Developments Towards High-Beta, Long-Pulse Scenarios in TCV and MAST-U

One of the crucial challenges on the path to a demonstration tokamak fusion power plant is the integration of long-pulse operation with high performance, compatible with low disruptivity and an acceptable power flux to the device wall. These issues are being addressed on several devices within the remit of the Tokamak Exploitation Work Package (WPTE) of EUROfusion. This contribution reports on progress on the TCV and MAST-U tokamaks in this area.

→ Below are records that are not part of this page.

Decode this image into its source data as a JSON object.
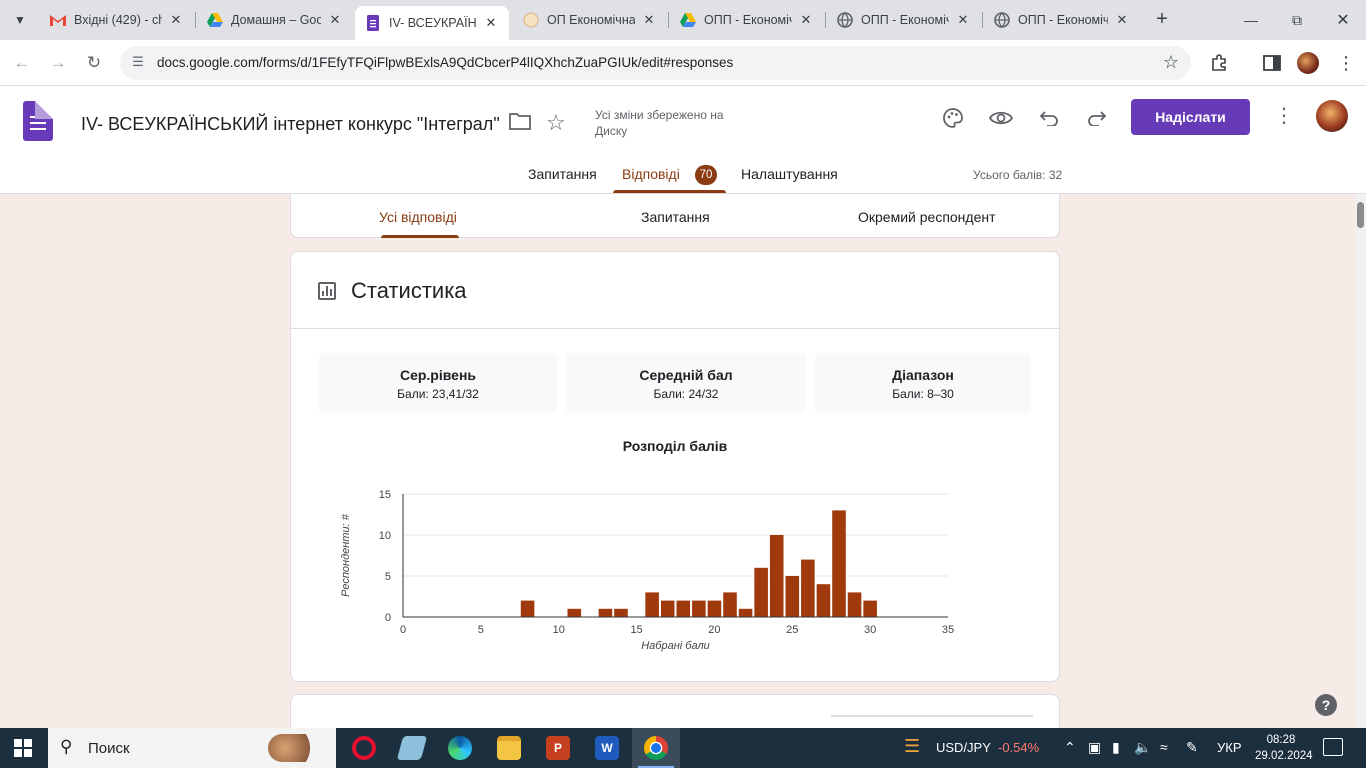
{
  "browser": {
    "tabs": [
      {
        "title": "Вхідні (429) - ch",
        "icon": "gmail-icon",
        "active": false
      },
      {
        "title": "Домашня – Goo",
        "icon": "drive-icon",
        "active": false
      },
      {
        "title": "IV- ВСЕУКРАЇНС",
        "icon": "forms-icon",
        "active": true
      },
      {
        "title": "ОП Економічна",
        "icon": "page-icon",
        "active": false
      },
      {
        "title": "ОПП - Економіч",
        "icon": "drive-icon",
        "active": false
      },
      {
        "title": "ОПП - Економіч",
        "icon": "globe-icon",
        "active": false
      },
      {
        "title": "ОПП - Економіч",
        "icon": "globe-icon",
        "active": false
      }
    ],
    "url": "docs.google.com/forms/d/1FEfyTFQiFlpwBExlsA9QdCbcerP4lIQXhchZuaPGIUk/edit#responses"
  },
  "header": {
    "form_title": "IV- ВСЕУКРАЇНСЬКИЙ інтернет конкурс \"Інтеграл\"",
    "saved_status": "Усі зміни збережено на Диску",
    "send_label": "Надіслати",
    "tabs": {
      "questions": "Запитання",
      "responses": "Відповіді",
      "settings": "Налаштування"
    },
    "responses_count": "70",
    "total_points": "Усього балів: 32"
  },
  "subtabs": {
    "summary": "Усі відповіді",
    "question": "Запитання",
    "individual": "Окремий респондент"
  },
  "stats": {
    "title": "Статистика",
    "boxes": [
      {
        "label": "Сер.рівень",
        "value": "Бали: 23,41/32"
      },
      {
        "label": "Середній бал",
        "value": "Бали: 24/32"
      },
      {
        "label": "Діапазон",
        "value": "Бали: 8–30"
      }
    ],
    "chart_title": "Розподіл балів"
  },
  "chart_data": {
    "type": "bar",
    "title": "Розподіл балів",
    "xlabel": "Набрані бали",
    "ylabel": "Респонденти: #",
    "xlim": [
      0,
      35
    ],
    "ylim": [
      0,
      15
    ],
    "xticks": [
      0,
      5,
      10,
      15,
      20,
      25,
      30,
      35
    ],
    "yticks": [
      0,
      5,
      10,
      15
    ],
    "x": [
      8,
      11,
      13,
      14,
      16,
      17,
      18,
      19,
      20,
      21,
      22,
      23,
      24,
      25,
      26,
      27,
      28,
      29,
      30
    ],
    "values": [
      2,
      1,
      1,
      1,
      3,
      2,
      2,
      2,
      2,
      3,
      1,
      6,
      10,
      5,
      7,
      4,
      13,
      3,
      2
    ],
    "bar_color": "#a0390c",
    "grid": true
  },
  "taskbar": {
    "search_label": "Поиск",
    "currency": "USD/JPY",
    "currency_change": "-0.54%",
    "language": "УКР",
    "time": "08:28",
    "date": "29.02.2024"
  },
  "colors": {
    "accent": "#673ab7",
    "response_theme": "#8a3b12",
    "background": "#f6ebe6"
  }
}
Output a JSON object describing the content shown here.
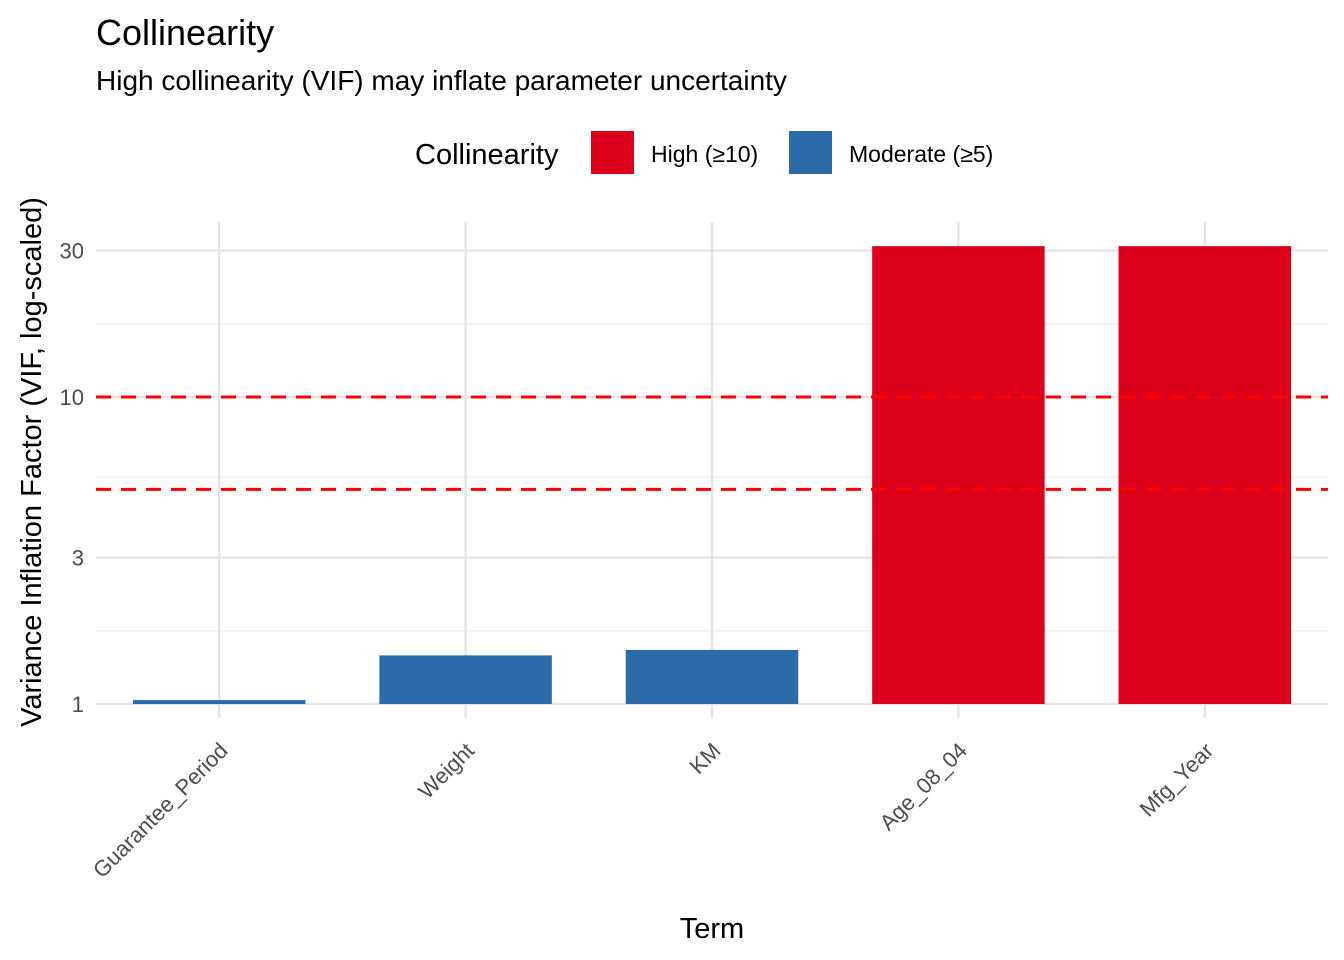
{
  "chart_data": {
    "type": "bar",
    "title": "Collinearity",
    "subtitle": "High collinearity (VIF) may inflate parameter uncertainty",
    "xlabel": "Term",
    "ylabel": "Variance Inflation Factor (VIF, log-scaled)",
    "y_scale": "log10",
    "ylim": [
      1,
      33
    ],
    "y_ticks": [
      1,
      3,
      10,
      30
    ],
    "y_minor_ticks": [
      1.73,
      5.48,
      17.3
    ],
    "categories": [
      "Guarantee_Period",
      "Weight",
      "KM",
      "Age_08_04",
      "Mfg_Year"
    ],
    "values": [
      1.03,
      1.44,
      1.5,
      31.0,
      31.0
    ],
    "groups": [
      "Moderate (≥5)",
      "Moderate (≥5)",
      "Moderate (≥5)",
      "High (≥10)",
      "High (≥10)"
    ],
    "reference_lines": [
      10,
      5
    ],
    "reference_line_color": "#ff0000",
    "legend": {
      "title": "Collinearity",
      "position": "top",
      "entries": [
        {
          "label": "High (≥10)",
          "color": "#dc001b"
        },
        {
          "label": "Moderate (≥5)",
          "color": "#2d6aa9"
        }
      ]
    },
    "grid": true
  }
}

These two devices share a number of features - they are similarly medium-sized, possess a carbon first wall, and are equipped with poloidal-field coil sets enabling advanced divertor configurations - but are complementary in their very dissimilar aspect ratios: conventional for TCV, tight for the spherical tokamak MAST-U. High-beta, potentially steady-state candidate scenarios for long-pulse operation are being studied in discharges heated with electron-cyclotron resonance heating (ECRH) and neutral beam injection (NBI) in TCV and by NBI only in MAST-U. On TCV, two avenues have been explored in parallel, with the ultimate aim of merging them into a single optimized scenario. The first avenue has added NBI to well-established, fully non-inductive, steady-state electron internal transport barriers (eITBs) originally sustained by ECRH alone; the other, conversely, starts with an equally well-established H-mode regime powered by NBI, to which ECRH is added to increase the non-inductive current fraction. Values of the normalized beta, ?N, up to 2.0 have been achieved transiently, and up to 1.8 in fully non-inductive conditions. On MAST-U, efforts have focused on systematic parameter scans in the baseline, up-down-symmetric double-null H-mode scenario, yielding thus far a maximum transient ?N~3.5. This work is due to continue in current and future campaigns.